L’absence de petit déjeuner est-elle liée à d'autres risques sanitaires (diabète, maladies cardiovasculaires) ? 

Aucun. Le seul risque, c’est le coup de barre en fin de matinée. Au lever, certains adolescents, n’ont pas faim ou sont incapables d’avaler quoi que ce soit. Mais vers 11 heures, ils leur arrivent de ressentir un coup de fatigue. Ils deviennent alors moins attentifs en cours. Il leur est alors conseillé de consommer une barre chocolatée vers 10h. Mais beaucoup d’adolescents parviennent à tenir sans problème jusqu’à midi. En tout cas, il n’y a aucun lien entre la prise de poids et le moment de la prise alimentaire au cours de la journée. En revanche, dans l’autre sens, on observe par exemple des maigres qui mangent souvent mais très peu. Ils grignotent et ont un nombre de repas augmenté. Mais les obèses, s’ils mangent suffisamment à table, ne grignotent pas. Il y a une association entre le nombre de repas et la corpulence mais elle est en sens inverse à la croyance populaire. Les maigres mangent plus souvent entre les repas que les gros. Ce n’est donc pas la cause de leur maigreur ou de leur obésité, c’est bien la conséquence. 

Quel est selon vous le petit déjeuner idéal et quelles sont vos recommandations ?

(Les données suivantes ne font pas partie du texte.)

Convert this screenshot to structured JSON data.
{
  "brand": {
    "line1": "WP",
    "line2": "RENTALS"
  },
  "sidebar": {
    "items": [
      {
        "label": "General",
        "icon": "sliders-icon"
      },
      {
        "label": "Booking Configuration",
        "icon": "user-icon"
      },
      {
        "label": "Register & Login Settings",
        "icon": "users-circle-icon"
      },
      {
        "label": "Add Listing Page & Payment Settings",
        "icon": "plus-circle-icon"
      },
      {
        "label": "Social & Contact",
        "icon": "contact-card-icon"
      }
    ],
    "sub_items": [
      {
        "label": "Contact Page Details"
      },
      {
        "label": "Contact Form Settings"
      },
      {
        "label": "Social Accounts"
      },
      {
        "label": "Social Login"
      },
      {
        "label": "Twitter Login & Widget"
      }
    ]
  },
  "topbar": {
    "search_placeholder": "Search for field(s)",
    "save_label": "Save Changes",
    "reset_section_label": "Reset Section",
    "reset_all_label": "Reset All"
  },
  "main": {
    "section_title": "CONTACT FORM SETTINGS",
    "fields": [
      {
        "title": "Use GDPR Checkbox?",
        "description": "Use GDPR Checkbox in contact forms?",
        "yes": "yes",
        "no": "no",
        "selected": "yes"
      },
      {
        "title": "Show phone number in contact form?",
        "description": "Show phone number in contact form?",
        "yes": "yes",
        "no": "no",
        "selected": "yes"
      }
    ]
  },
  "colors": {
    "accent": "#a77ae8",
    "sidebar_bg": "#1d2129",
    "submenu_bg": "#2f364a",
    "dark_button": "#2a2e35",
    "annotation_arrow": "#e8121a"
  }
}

Pour moi, le petit déjeuner idéal n’existe pas. Bien évidemment, certains vendeurs de céréales ont tout à fait intérêt à promouvoir leurs produits. Cette idée qu’il faut absolument manger des céréales le matin pour reconstituer les réserves en glycogène du foie, qui ont été épuisés durant la nuit, n’est pas totalement fausse d’un point de vue scientifique, mais n’est pas du tout indispensable. Vous avez en effet toute la journée pour les reconstituer. C’est la même chose concernant le goûter, un repas français qui n’existe pas dans la plupart des pays étrangers. Là encore, cela à voir avec le commerce, pas avec la science. Concernant mes conseils, je m’adapte chaque fois au patient que j’ai en face de moi. Il s’agit donc d’une prise en charge individualisée. En aucun cas, je ne les oblige à prendre un petit déjeuner. Les gens font ce qu’ils veulent. S’ils veulent manger un bifteck frites au petit déjeuner, pourquoi pas.